A literature review, something that I have heard about, but never had to do, is not nearly as terrifying as it seemed when I began researching it. A literature review is neither a book review, nor an annotated bibliography (though it does contain some similar aspects to the latter). A literature review should do more than an annotated bibliography; this simple definition found itself in more than one resource I read, but it does come across as a palatable way to think about literature reviews as I tried to grasp the ideas behind them.
A literature review deals with scholarly works about a certain topic. Within this video, made by NCSU Libraries, the works that will be used in a literature review are broken down to the major works about the topic as well as other works responding to those works or the topic. An easy way for me to think about this is to consider Karl Marx and Friedrich Engels’s Communist Manifesto and then look for other works (books, articles, theses, etc.) responding to their ideas.
A good place to find scholarly sources at Marshall University is the Library’s Databases, though you can also sometimes find scholarly sources by scouring Google or other search engines, as well as various academic databases (JSTOR, for example) though most of these do require some sort of paid membership.
An important idea to remember while researching is that you should be reading all relevant work relating to your topic. Anything that goes along with your topic should be examined and considered for use.
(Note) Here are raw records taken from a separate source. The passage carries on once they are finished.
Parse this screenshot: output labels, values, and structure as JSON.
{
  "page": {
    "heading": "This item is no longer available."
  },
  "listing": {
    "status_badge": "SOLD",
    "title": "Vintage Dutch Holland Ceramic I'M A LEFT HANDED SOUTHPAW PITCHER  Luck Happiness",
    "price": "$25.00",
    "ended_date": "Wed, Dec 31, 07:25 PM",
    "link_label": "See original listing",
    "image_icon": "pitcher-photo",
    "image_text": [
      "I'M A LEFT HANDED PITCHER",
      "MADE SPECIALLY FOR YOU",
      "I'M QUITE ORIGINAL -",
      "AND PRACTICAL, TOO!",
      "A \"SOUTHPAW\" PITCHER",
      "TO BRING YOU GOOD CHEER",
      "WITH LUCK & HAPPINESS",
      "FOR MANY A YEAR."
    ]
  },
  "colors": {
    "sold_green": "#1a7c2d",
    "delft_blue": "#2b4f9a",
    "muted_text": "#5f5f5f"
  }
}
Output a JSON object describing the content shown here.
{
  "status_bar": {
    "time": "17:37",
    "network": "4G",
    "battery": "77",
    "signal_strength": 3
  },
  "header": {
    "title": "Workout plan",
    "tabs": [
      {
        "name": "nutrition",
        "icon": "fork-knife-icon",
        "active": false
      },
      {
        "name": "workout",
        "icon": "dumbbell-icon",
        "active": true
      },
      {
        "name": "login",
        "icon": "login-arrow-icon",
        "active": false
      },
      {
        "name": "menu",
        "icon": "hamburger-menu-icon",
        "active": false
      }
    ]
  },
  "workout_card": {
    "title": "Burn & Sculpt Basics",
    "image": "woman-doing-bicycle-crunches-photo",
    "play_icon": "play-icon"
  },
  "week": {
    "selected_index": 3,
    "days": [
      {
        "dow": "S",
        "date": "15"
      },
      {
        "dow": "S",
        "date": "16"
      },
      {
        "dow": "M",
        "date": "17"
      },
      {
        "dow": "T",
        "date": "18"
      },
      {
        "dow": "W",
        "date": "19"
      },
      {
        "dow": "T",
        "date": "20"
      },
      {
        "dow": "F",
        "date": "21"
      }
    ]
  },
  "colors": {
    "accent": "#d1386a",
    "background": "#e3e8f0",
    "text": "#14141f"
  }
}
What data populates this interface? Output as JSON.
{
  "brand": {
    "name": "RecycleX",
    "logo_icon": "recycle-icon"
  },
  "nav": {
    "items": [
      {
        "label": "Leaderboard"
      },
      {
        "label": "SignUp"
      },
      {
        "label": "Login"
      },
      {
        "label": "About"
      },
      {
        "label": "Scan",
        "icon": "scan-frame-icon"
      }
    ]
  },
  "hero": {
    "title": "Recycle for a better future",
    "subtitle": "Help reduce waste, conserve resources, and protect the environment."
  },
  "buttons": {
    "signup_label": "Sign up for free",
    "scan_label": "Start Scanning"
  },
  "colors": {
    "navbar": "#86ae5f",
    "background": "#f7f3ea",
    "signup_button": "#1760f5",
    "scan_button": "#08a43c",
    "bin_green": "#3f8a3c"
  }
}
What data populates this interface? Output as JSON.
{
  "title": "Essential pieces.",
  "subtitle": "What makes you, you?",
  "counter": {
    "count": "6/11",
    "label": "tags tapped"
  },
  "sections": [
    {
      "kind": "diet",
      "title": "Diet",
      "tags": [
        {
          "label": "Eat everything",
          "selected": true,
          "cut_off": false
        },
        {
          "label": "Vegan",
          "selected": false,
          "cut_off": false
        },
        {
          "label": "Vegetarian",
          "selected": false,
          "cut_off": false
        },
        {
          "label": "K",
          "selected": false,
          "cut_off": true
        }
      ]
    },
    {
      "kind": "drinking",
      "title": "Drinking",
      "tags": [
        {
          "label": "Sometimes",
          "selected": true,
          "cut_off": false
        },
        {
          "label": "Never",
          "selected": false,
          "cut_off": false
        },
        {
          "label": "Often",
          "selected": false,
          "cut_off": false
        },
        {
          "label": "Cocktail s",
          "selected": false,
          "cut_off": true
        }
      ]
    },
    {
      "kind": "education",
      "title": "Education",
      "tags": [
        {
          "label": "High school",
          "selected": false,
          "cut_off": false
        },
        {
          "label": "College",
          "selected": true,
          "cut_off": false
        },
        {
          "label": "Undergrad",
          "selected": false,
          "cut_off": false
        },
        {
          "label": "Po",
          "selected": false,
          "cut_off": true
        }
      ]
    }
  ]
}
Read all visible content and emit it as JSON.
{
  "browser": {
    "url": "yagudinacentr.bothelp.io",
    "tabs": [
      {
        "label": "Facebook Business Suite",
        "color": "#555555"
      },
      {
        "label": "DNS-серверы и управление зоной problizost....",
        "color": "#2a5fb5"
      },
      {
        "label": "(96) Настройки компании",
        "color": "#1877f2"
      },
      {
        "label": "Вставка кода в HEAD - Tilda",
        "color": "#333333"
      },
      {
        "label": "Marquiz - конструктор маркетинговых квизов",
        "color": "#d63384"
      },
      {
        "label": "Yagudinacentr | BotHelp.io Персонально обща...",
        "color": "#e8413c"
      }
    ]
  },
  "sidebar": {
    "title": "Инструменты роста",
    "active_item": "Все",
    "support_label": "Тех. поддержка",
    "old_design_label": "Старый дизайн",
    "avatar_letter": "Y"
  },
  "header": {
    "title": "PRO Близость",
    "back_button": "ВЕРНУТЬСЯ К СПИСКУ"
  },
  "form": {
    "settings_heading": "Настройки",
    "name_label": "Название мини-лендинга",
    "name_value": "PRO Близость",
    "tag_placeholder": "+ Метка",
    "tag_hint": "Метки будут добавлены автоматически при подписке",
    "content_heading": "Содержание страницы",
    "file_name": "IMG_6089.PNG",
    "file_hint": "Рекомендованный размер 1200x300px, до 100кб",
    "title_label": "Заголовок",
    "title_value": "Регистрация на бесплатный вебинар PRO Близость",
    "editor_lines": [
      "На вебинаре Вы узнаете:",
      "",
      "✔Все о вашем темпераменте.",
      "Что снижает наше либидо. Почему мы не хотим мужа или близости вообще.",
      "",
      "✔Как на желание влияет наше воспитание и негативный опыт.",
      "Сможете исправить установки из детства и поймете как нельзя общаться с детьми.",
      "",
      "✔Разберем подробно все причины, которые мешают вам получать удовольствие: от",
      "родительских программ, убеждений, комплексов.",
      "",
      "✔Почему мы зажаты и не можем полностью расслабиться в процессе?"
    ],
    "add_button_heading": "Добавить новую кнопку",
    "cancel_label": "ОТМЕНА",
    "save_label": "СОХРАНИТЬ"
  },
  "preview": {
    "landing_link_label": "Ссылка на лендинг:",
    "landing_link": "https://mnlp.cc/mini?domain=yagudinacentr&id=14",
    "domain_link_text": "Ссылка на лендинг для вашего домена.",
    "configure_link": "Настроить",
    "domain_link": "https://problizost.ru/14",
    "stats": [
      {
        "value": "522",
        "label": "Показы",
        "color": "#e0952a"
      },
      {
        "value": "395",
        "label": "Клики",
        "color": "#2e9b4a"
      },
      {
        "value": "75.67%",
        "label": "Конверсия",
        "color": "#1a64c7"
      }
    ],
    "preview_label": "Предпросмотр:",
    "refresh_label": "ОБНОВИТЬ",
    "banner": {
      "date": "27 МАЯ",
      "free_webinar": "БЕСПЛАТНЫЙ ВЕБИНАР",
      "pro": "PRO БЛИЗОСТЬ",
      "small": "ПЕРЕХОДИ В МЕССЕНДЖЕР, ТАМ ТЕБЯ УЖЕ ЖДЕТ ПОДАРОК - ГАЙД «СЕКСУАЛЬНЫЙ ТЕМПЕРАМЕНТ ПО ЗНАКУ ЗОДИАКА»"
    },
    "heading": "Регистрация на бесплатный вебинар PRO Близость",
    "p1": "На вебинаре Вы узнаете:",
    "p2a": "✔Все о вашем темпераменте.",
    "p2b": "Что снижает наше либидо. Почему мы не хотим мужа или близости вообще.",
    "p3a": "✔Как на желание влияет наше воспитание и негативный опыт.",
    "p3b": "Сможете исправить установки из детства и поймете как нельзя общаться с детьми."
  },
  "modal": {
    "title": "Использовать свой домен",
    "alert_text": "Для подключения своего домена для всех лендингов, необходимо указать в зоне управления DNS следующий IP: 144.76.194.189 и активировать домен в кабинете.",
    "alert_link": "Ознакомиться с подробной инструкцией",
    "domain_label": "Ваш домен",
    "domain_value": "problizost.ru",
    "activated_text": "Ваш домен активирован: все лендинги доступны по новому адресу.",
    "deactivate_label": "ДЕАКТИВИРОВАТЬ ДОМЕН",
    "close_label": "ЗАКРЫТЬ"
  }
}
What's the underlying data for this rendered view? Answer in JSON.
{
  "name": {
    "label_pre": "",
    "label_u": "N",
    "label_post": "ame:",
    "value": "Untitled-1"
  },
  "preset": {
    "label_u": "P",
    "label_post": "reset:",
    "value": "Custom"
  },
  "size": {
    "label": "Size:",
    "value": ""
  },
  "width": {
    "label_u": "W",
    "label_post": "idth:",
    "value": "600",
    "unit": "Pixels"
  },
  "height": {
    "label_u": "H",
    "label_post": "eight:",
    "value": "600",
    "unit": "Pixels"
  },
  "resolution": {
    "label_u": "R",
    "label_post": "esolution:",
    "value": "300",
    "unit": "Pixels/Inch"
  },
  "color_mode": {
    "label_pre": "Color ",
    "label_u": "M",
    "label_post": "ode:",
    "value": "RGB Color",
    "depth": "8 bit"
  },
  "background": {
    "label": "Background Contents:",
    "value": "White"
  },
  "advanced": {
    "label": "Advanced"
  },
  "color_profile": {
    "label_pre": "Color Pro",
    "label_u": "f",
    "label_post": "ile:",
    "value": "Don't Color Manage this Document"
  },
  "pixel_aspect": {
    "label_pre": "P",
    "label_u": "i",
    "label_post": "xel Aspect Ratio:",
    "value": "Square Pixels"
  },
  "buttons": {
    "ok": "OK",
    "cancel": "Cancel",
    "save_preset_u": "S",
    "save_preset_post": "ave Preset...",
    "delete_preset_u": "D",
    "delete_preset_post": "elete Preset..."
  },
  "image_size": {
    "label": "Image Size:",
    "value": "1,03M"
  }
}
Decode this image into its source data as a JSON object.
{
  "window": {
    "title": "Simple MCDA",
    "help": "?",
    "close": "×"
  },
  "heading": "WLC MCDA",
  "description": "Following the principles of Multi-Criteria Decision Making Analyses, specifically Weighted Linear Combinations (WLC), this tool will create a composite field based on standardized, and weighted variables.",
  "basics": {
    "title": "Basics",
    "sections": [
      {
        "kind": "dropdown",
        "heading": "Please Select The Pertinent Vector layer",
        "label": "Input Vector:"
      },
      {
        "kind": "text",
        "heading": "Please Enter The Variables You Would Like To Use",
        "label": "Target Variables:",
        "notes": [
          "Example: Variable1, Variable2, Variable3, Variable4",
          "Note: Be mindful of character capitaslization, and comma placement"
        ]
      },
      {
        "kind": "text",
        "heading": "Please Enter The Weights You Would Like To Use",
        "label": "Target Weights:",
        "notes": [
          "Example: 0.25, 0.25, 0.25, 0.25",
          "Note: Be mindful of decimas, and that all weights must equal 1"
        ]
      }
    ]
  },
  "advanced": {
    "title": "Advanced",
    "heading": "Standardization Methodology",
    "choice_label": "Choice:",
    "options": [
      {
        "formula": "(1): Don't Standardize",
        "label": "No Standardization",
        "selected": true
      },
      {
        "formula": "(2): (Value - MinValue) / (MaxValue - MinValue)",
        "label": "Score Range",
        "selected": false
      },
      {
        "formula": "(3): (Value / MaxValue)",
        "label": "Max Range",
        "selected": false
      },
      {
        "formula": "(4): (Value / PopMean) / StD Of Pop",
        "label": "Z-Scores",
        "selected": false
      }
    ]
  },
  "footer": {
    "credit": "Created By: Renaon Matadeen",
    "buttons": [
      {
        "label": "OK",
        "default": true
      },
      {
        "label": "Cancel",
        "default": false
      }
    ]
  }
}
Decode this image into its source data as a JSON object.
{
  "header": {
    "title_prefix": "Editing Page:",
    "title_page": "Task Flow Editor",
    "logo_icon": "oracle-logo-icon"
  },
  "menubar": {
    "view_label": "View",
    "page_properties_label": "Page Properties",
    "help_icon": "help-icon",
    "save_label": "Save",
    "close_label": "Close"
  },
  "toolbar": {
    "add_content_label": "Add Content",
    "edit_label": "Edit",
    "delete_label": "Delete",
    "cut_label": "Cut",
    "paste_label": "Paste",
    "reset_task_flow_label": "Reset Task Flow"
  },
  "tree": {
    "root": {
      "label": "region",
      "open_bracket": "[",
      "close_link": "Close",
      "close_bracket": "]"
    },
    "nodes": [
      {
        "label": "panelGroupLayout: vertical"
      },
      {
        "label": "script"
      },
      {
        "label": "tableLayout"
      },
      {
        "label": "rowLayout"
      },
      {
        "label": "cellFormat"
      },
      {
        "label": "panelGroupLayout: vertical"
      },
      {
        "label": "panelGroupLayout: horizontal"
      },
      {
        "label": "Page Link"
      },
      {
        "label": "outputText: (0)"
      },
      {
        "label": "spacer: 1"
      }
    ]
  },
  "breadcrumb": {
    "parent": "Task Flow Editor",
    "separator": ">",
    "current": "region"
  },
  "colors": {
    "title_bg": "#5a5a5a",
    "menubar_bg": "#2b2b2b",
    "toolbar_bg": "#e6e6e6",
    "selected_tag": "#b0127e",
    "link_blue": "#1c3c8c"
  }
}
The idea of relevant material should be thought to mean within reason; for example, if you are researching the parenting habits of sharks, you should not include information about how peacocks’ tails help with attracting mates unless it is somehow relevant to your discussion.
What do you do with the scholarly works once you have found them? You do summarize each source (quite similar to an annotated bibliography), but you also analytically examine and synthesize the sources with each other. You can do this by showing how the sources build off of each other, how one source might give an explanation for some hole in the logic of another source, or even by discussing how one source works against another source. There are many ways to synthesize your sources.
Another thing you do with a literature review is work your own ideas in. This can be done through showing how your sources connect, but also by exploring your own ideas within or about the sources. The extent that you can work with your own ideas does depend on the purpose behind the literature review. The video I linked above does a very good job discussing different kinds of literature reviews, ranging from ones meant to be used in a class to research a topic before a larger assignment to ones used in a thesis or dissertation.
As you move through your process, it is important to remember that the idea you start with might change. This is true of every type of writing, but being flexible and willing to change with your information is something that we do not always hear when we need to. You might have trouble finding sources relating to your initial focus, or you might even find a more interesting focus to work with. Keep your options open, and you might be able to write an even better literature review (or any type of paper) than you thought you could.